The patient’s symptoms subsequently improved with a
decreasing trend of serum inflammatory markers.
DISCUSSION
The 18F-FDG PET/CT was first reported in 2007 to provide metabolic information of an RP patient.[3] Since then, several case reports have shown 18F-FDG PET/CT
to be capable of determining organ involvement and
evaluating disease activity and therapeutic response.[4] [5] [6] [7]
The 18F-FDG PET/CT findings in patients with
RP comprise mainly airway wall thickening and
calcification, airway stenosis and malacia, and air
trapping.[1] The presence of symmetrically distributed
high FDG-uptake lesions may also be diagnostic of RP.[2]
Furthermore, 18F-FDG PET/CT has a role in targeting
biopsy sites, increasing remarkably the biopsy yield
rate.[2] Nonetheless a retrospective study[8] found that
in biopsy-proven auricular RP, or where there was
tracheal involvement, the sensitivity and specificity of
18F-FDG PET/CT were only 55.6% and 5.3%,
respectively, raising questions about its usefulness in
guiding biopsy.
A recent single-centre retrospective study compared
18F-FDG PET/CT in patients before and after treatment
and correlated the findings with clinical symptoms.[9]
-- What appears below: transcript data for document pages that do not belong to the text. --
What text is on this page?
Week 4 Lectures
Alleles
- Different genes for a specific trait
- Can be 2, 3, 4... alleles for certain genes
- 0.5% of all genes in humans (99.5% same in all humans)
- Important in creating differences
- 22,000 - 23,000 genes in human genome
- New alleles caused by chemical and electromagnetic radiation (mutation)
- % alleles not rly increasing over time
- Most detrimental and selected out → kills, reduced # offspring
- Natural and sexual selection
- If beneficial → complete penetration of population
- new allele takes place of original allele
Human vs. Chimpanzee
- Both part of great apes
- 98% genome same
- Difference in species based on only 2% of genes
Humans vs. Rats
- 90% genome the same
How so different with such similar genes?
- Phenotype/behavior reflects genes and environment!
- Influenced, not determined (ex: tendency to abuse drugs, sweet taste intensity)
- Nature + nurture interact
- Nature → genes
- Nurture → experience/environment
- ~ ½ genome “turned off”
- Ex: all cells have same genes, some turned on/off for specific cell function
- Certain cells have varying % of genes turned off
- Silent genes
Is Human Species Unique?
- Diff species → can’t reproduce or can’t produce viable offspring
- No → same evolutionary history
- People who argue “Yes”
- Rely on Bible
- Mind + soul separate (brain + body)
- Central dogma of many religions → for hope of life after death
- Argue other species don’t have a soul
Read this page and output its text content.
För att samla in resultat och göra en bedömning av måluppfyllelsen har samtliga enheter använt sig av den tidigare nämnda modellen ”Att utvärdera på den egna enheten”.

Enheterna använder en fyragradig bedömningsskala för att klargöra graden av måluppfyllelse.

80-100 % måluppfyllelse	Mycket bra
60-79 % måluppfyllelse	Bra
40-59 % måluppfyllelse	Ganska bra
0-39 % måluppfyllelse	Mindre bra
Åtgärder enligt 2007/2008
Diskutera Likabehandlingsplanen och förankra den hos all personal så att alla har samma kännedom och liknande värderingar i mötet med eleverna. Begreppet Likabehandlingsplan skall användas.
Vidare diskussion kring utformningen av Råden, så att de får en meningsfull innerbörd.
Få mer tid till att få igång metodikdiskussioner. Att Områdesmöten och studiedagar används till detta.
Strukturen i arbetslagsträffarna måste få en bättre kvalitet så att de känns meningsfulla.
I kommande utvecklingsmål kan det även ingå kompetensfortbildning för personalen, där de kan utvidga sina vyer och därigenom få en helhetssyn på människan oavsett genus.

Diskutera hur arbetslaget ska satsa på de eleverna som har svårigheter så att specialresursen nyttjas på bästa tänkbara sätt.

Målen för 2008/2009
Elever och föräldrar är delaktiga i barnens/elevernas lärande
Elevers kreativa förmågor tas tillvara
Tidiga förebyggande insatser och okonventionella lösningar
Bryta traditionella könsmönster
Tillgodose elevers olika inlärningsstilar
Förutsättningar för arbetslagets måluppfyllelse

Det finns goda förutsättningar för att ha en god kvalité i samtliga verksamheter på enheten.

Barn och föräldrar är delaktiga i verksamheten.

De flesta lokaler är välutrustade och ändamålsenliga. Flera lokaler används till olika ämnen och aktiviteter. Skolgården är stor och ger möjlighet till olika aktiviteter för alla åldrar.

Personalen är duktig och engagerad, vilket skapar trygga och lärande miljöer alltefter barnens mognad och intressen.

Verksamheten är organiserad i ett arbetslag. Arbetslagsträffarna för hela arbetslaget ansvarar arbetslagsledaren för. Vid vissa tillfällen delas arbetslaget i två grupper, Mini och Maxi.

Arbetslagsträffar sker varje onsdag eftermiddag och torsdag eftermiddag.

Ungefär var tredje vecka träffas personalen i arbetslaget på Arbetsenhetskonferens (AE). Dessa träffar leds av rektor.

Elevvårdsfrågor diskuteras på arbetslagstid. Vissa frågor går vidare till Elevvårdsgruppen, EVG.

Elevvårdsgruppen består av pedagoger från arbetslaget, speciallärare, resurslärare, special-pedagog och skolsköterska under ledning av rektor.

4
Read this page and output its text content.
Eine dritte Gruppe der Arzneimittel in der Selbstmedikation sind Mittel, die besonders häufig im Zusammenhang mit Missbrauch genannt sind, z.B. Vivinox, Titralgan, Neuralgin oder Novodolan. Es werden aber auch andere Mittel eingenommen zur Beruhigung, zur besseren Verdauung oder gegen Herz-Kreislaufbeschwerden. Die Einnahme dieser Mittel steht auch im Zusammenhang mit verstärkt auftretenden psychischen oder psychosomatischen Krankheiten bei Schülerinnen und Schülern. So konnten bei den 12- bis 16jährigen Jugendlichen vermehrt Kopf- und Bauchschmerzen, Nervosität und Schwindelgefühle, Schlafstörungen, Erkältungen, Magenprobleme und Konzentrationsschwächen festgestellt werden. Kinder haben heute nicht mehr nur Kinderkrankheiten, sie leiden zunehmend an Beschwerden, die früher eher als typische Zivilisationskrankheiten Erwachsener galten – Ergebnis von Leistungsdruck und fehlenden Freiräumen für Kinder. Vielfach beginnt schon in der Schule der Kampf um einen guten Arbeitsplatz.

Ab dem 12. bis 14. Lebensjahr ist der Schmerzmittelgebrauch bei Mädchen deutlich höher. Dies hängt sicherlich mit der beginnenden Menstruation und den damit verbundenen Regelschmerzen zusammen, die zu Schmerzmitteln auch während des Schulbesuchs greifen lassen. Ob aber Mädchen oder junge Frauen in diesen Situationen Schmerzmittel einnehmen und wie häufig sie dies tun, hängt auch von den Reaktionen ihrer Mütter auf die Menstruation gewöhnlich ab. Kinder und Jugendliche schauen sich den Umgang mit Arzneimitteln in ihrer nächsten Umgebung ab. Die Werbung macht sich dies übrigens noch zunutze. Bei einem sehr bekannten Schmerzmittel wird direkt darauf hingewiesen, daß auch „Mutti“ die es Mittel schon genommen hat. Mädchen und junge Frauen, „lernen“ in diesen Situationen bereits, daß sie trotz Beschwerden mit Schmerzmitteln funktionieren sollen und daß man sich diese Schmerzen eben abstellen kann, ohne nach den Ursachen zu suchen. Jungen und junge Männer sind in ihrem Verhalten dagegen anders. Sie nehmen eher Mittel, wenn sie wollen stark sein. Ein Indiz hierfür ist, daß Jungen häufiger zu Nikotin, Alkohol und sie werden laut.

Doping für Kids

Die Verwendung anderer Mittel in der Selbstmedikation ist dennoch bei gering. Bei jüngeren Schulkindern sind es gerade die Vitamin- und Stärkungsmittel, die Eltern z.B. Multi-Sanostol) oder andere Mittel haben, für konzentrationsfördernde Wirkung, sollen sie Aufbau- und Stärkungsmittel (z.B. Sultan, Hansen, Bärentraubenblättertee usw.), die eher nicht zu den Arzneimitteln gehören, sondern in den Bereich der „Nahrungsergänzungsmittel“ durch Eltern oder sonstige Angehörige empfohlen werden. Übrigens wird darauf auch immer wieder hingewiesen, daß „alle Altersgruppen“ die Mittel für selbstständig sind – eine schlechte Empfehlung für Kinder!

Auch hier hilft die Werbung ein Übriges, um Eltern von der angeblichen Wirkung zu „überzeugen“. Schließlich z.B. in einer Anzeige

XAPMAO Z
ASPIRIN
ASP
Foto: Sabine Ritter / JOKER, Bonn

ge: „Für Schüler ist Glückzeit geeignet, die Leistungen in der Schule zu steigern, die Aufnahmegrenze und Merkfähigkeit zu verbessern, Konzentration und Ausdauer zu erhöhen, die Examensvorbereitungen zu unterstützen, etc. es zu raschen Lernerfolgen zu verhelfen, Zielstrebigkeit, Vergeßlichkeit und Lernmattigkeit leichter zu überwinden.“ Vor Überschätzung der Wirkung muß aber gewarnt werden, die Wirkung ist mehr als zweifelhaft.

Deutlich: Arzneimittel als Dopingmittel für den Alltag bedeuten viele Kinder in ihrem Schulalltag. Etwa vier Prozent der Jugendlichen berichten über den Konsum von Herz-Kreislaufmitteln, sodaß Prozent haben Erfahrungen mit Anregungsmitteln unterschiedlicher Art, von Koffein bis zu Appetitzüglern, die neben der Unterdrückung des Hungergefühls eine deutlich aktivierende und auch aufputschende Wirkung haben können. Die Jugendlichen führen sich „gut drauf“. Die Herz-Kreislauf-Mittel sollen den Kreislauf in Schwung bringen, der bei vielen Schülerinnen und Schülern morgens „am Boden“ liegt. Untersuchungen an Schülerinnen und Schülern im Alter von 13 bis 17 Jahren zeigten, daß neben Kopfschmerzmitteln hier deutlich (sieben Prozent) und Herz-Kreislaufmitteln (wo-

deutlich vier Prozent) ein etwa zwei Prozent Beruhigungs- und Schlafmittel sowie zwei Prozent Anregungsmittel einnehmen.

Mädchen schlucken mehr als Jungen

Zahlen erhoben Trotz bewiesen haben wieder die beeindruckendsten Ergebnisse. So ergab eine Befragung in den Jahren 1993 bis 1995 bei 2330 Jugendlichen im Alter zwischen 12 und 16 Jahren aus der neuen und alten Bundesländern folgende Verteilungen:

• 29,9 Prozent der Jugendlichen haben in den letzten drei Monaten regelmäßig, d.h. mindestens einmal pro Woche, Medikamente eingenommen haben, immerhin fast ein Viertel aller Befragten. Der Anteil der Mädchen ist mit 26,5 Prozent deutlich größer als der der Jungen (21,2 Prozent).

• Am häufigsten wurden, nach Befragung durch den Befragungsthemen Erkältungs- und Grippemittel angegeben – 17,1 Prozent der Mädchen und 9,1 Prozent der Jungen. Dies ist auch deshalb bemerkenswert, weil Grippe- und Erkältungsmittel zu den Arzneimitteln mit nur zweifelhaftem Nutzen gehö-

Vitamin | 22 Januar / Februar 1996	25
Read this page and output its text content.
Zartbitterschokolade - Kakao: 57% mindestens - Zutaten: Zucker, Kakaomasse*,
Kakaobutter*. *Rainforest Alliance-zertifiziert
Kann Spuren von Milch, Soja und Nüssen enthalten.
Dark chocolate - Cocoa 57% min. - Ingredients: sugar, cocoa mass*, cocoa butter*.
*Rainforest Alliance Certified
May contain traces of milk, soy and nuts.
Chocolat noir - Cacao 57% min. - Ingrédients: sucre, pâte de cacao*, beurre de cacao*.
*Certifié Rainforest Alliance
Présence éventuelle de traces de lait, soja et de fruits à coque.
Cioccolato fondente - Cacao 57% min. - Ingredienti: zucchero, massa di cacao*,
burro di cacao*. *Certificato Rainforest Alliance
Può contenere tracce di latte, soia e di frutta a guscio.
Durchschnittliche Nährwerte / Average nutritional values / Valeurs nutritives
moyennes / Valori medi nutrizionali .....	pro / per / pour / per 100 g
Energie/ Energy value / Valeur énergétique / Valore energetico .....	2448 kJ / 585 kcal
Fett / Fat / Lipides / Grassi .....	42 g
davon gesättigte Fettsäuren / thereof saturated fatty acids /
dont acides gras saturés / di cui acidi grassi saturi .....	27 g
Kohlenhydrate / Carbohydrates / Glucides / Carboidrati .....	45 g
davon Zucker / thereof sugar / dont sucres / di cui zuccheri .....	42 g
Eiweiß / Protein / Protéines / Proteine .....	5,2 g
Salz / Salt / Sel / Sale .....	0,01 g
Follow-up 18F-FDG PET/CT in most patients revealed a
favourable treatment response, with significantly reduced
visual scores and maximum standard uptake values in
cartilaginous tissue. Another advantage of 18F-FDG
PET/CT lies in its ability to identify areas that are not
clinically accessible but are of importance. In a patient
with asymptomatic involvement of the aorta, 18F-FDG
PET/CT was able to identify increased FDG-uptake in
the superior mesenteric artery and renal arteries.[9] Our
case demonstrates the usefulness of 18F-FDG PET/CT
in assessing RP, providing objective evidence of active activity and prompting treatment escalation.
This concurred with the clinical symptoms and serum
inflammatory markers.
Apart from 18F-FDG PET/CT, other imaging modalities have been investigated in the diagnosis and monitoring
of RP. Although expiratory CT abnormalities are present
in the majority of RP patients, only half demonstrate
abnormalities on routine inspiratory CT scans.[10] Dynamic
expiratory CT has been proposed as a routine diagnostic
component if there is clinical suspicion of airway
involvement.[10] In addition, studies have highlighted
the use of bone scintigraphy using technetium-99m—methylene diphosphonate and gallium-67 citrate to
evaluate disease activity and treatment response in RP patients.[11] In conclusion, 18F-FDG PET/CT is useful
in the follow-up of RP and in providing objective and
measurable metrics to monitor disease activity.